Hacking Hacker News

Recently I have been following the disaster known as Paul Christoforo of Ocean Marketing. He flamed a customer of the Avenger PS3 controller. Then he got into it with Mike Krahulik of Penny Arcade, who managed to turn the masses of the Internet on him. Even though Christoforo messed up, I thought the mob mentality that followed on the net was overkill. Apparently that is an unpopular opinion to have. My comments on Hacker News got downvoted a lot.

I don't post of Hacker News too often. In the past year I probably commented on two posts. However I got a lot of downvotes this latest go around. The result is that my Hacker News karma is low. I think if your karma goes low enough, they ban you automatically. WTF? Now I want to brainstorm a way to hack my karma up into the positive region. While I am at it, I might as well try to raise my karma up high enough to downvote others (you cannot downvote if your karma is too low).

So how does one carry out such a hack? Well I could work within the system. I could try to post some hot new topic that appeals to a lot of reader. Then they could vote me up. Weak. I could find a way to trick the system. Create some Hacker News accounts. Ensure the system would not detect this. Essentially vote myself up to many karma points.

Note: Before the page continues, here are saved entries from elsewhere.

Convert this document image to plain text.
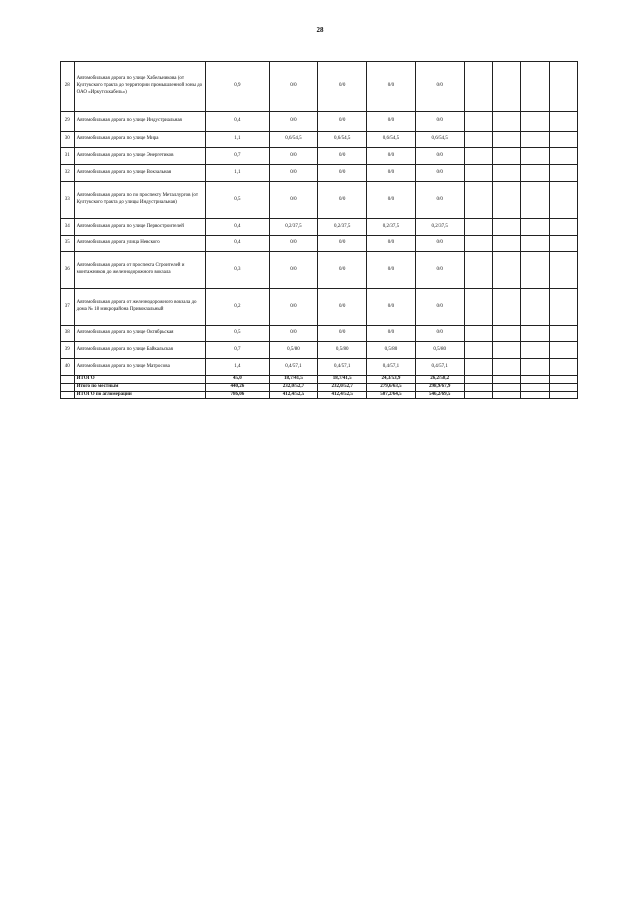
28
28	Автомобильная дорога по улице Хабельникова (от Култукского тракта до территории промышленной зоны до ОАО «Иркутсккабель»)	0,9	0/0	0/0	0/0	0/0				
29	Автомобильная дорога по улице Индустриальная	0,4	0/0	0/0	0/0	0/0				
30	Автомобильная дорога по улице Мира	1,1	0,6/54,5	0,6/54,5	0,6/54,5	0,6/54,5				
31	Автомобильная дорога по улице Энергетиков	0,7	0/0	0/0	0/0	0/0				
32	Автомобильная дорога по улице Вокзальная	1,1	0/0	0/0	0/0	0/0				
33	Автомобильная дорога по по проспекту Металлургов (от Култукского тракта до улицы Индустриальная)	0,5	0/0	0/0	0/0	0/0				
34	Автомобильная дорога по улице Первостроителей	0,4	0,2/37,5	0,2/37,5	0,2/37,5	0,2/37,5				
35	Автомобильная дорога улица Невского	0,4	0/0	0/0	0/0	0/0				
36	Автомобильная дорога от проспекта Строителей и монтажников до железнодорожного вокзала	0,3	0/0	0/0	0/0	0/0				
37	Автомобильная дорога от железнодорожного вокзала до дома № 18 микрорайона Привокзальный	0,2	0/0	0/0	0/0	0/0				
38	Автомобильная дорога по улице Октябрьская	0,5	0/0	0/0	0/0	0/0				
39	Автомобильная дорога по улице Байкальская	0,7	0,5/80	0,5/80	0,5/80	0,5/80				
40	Автомобильная дорога по улице Матросова	1,4	0,4/57,1	0,4/57,1	0,4/57,1	0,4/57,1				
	ИТОГО	45,0	18,7/41,5	18,7/41,5	24,3/53,9	26,2/58,2				
	Итого по местным	440,26	232,0/52,7	232,0/52,7	279,6/63,5	298,9/67,9				
	ИТОГО по агломерации	786,06	412,4/52,5	412,4/52,5	507,2/64,5	546,2/69,5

The real win would be to find out how karma is stored. Then I would need to figure out a way to go in and just change my number. Is this thing stored in a relational database? Or perhaps it is in some NoSQL database. What O/S is hosting this database? How can I get in? This is a fun problem to think about. Got any idea?

Customer Service Battle

I been reading this hilarious email exchange regarding an Avenger PS3 controller. I saw the emails over at Penny Arcade. The company was represented by Ocean Marketing. There is a small discussion about it over on Hacker News as well.

Here is the synopsis: Customer pre-orders a control paying full price. The product does not ship on time. He contacts customer support via email. The response gets the customer salty. Then the customer support dude goes to town on the customer. I actually love the put downs.

Here are some gems the customer support guys sends to the customer: "Grow up you look like a complete child bro", "You just got told bitch", and "We just have to put you in the corner with your im stupid hat on". These were all from just one email. LMAO!

The Cipher Challenge

I was reading a post on Hacker News from a company that is hiring. They were pretty smart about it. They did not give out their name or URL. Instead they made you work for it. The ciper text "xfbhlqtlj" was provided. You were told to decipher it using Vigenère decryption.

Oh yeah. You were also told to use the number 61803398874 from their URL. What? Anyone know what the heck Vigenère decryption is? Sure. Wikipedia does. This is a Caesar ciper with a varying shift. The number provided tells you how many characters each letter in the cipher text needs to be shifted.

I tried shifting them to the right. No luck. The result was mumbo jumbo. But when I shifted the letters to the "left" in the alphabet, I got their name. Bamm. Nice way to make me work for the URL. Too bad I am not in the running for any of their positions or their location.

Not sure why a C and python program would come up with different result while decrypting the text.

Moving Cash Around with Paypal

This week there was a massive PR campaign launched againt Paypal. Here is how it went down. Somebody set up a toy campaign for some poor kids. They funded it with Paypal payments from donors. The funds were collected via Paypal. The problem was that the organizers were not charitable foundations. But they still used a Donate button on their web sites. This is against Paypal's TOS.

Paypal detected the violation and froze the account and payments. The organizer was left with a lot of toys purchased, but not funds to pay for them. The organizer started up a grass roots protest using readers of her blog. The users were outraged. Some of them had been donors. Paypal was made to look like a big Scrooge with kids getting cheated out of their gifts.

In the end, Paypal relented. They unfroze the account. Initially Paypal stated that they had to freeze the account because this is how the bad guys transfer funds via Paypal. They set up fake donation schemes to their money. This organizer figured out how to get a giant corp like Paypal to submit to their will. Make Paypal look like a bad guy. Get a lot of people outraged. Engage the media. Giant corp pwned. Brilliant.